Thanks Mr T! I am wanting to try cold smoking next fall, it is already too warm to try it now!


----------



## hillbilly jim (Mar 4, 2017)

I own a cooking group on Facebook and sell my smoked cheese from there. I must be doing something right because there are several members just shy of camping on my door step waiting for the next batch.

As I write this, I have three pounds of unsalted sweet cream butter in the smoker.


----------



## mr t 59874 (Mar 4, 2017)

PitBulMom said:


> Thanks Mr T! I am wanting to try cold smoking next fall, it is already too warm to try it now!


If you nights are cool, we can get you going.


Hillbilly Jim said:


> I own a cooking group on Facebook and sell my smoked cheese from there. I must be doing something right because there are several members just shy of camping on my door step waiting for the next batch.
> 
> As I write this, I have three pounds of unsalted sweet cream butter in the smoker.

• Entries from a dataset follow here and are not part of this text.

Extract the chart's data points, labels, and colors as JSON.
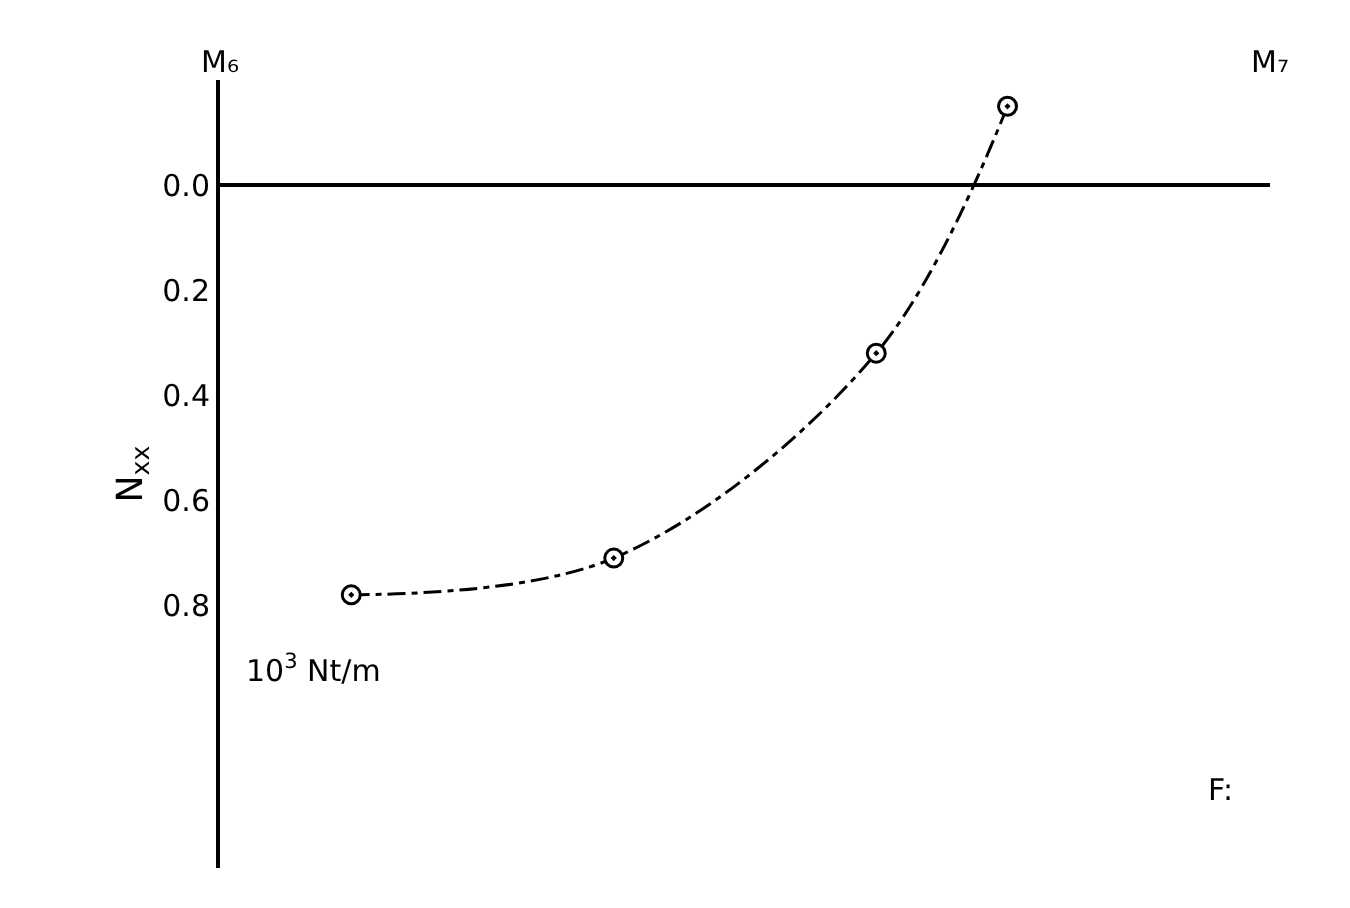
{
  "chart_data": {
    "type": "line",
    "ylabel": "N$_{xx}$",
    "categories": [
      "M₆",
      null,
      null,
      null,
      null,
      null,
      null,
      null,
      "M₇"
    ],
    "values": [
      null,
      0.78,
      null,
      0.71,
      null,
      0.32,
      -0.15,
      null,
      null
    ],
    "color": "#000000",
    "ylim": [
      1.3,
      -0.2
    ],
    "yticks": [
      {
        "value": 0,
        "label": "0.0"
      },
      0.2,
      0.4,
      0.6,
      0.8
    ],
    "annotations": [
      "10$^{3}$ Nt/m",
      "F:"
    ],
    "ref_lines": [
      {
        "axis": "y",
        "value": 0,
        "color": "#000000",
        "line_style": "solid"
      }
    ],
    "marker": "circle",
    "line_style": "dashed",
    "legend": false
  }
}
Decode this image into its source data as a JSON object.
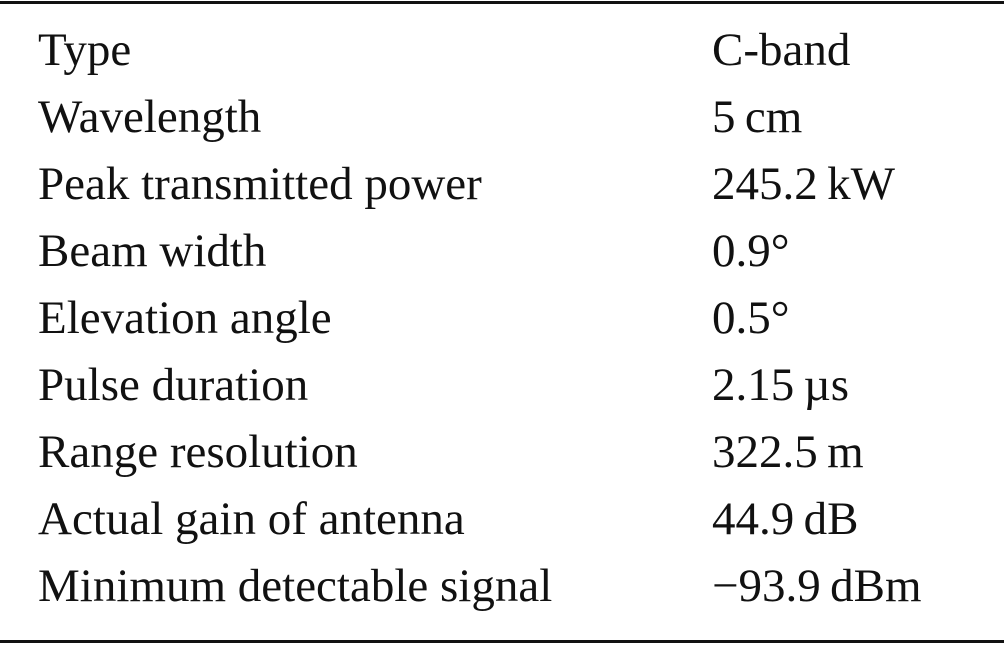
{
  "table": {
    "rows": [
      [
        "Type",
        "C-band"
      ],
      [
        "Wavelength",
        "5 cm"
      ],
      [
        "Peak transmitted power",
        "245.2 kW"
      ],
      [
        "Beam width",
        "0.9°"
      ],
      [
        "Elevation angle",
        "0.5°"
      ],
      [
        "Pulse duration",
        "2.15 µs"
      ],
      [
        "Range resolution",
        "322.5 m"
      ],
      [
        "Actual gain of antenna",
        "44.9 dB"
      ],
      [
        "Minimum detectable signal",
        "−93.9 dBm"
      ]
    ]
  }
}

If your customers are happy, keep doing what you are doing.

I used to smoke butter blocks until I tried the following. Heavy cream to perfectly smoked butter in 15 minutes. http://www.smokingmeatforums.com/t/142289/smoked-butter-from-scratch-q-view

T


----------



## slotown (Mar 4, 2017)

Mr T,

I live in Florida so cold smoking cheese is a challenge.  We might get 5-7 days of cold weather to play with.  I also work so those days need to land on a Saturday to boot.  Today was one of those days, but I got a late start that I won't even try to explain.  Needless to say by the time I did start the ambient temp had crept from 49 degrees to 65.  I had no margin of error to keep below 70.  I use an AMNPS with a mailbox mod.  In the past, it has worked very well.  Today was different though.  To ensure the temp did not shot past 70 I filled the MES water pan with ice. After lighting the AMNPS, and watching for 15 minutes I noticed that the smoke was not moving through the MES.  It filled up with smoke but no draw.  I noticed the mailbox was puffing out smoke through every crack.  I had never seen this before and was concerned that my AMNPS would go out due to a lack of oxygen.  I was also concerned about an unhealthy amount of smoke on the cheese.













IMG_20170304_131332210_HDR.jpg



__ slotown
__ Mar 4, 2017






After pondering the problem I think the issue is that the temp inside is equalling the ambient temp outside.  Because of this, there is no "draw" to keep the smoke moving smoothly through the MES.  To beat the problem I set a small fan facing away from the vent.  This is pulling the smoke through the MES quite nicely.  In fact too nice.  Even on the lowest setting I have a pretty good draw.  Still appears to be a lot of smoke inside, and the temp inside is sitting nicely at 67 degrees.  













IMG_20170304_131348597.jpg



__ slotown
__ Mar 4, 2017






If the temp goes over 70, my cold smoke is over.  Right now I have about three hours in.

I would like to hear your comments and suggestions.  Thanks for all your good posts!


----------



## mr t 59874 (Mar 4, 2017)

Slotown,

Wish you had responded last year when the offer was made, to pay for the modifications to one of you Florida smokers if you would do a few test for me, but that is water under the bridge now.

You definitely have your challenges, but it is clear that you have done your homework as far as temperatures go, keep up the good work by not pushing it.

 Keeping the product chamber at or very near ambient can be a challenge when cold smoking. Your thoughts on draw are correct. As you found out placing ice in with the cheese did not work well for you. The reason was the chamber was too cool to allow a natural draft, heat rises. If the chamber is cooler than the firebox, you will get a back draft, which you did. It would have worked better if the ice was placed in, on or along the piping to the product chamber. Of course, you can push or pull the air through the chamber, as you have done, if you wish also.

If you feel you are getting too much draft using the fan, try turning the exhaust vent a bit away from the fan until you achieve the desired amount.

There is a very good chance that you have enough smoke on your cheese now. If not you can add more later.

Thank you for the pictures. Good on you for using a white firebox. Every little thing helps.

Enjoy your cheese,

T


----------



## slotown (Mar 4, 2017)

T,

Thanks for the comments.  Glad you think I'm heading in the right direction.  Pulled the cheese at about 4 1/2 hours.  No sweat and dry to the touch.













cheese.jpg



__ slotown
__ Mar 4, 2017






Pepperjack from Sam's.  I'm the only one who appreciates it in my house, so I don't smoke too much at a time.  Hopefully this will last a few months.

Cheese turned a little yellow, but not much.


----------



## mr t 59874 (Mar 4, 2017)

Hopefully it taste as good as it looks. It is plain to see you kept the temps low.

Good job,

T


----------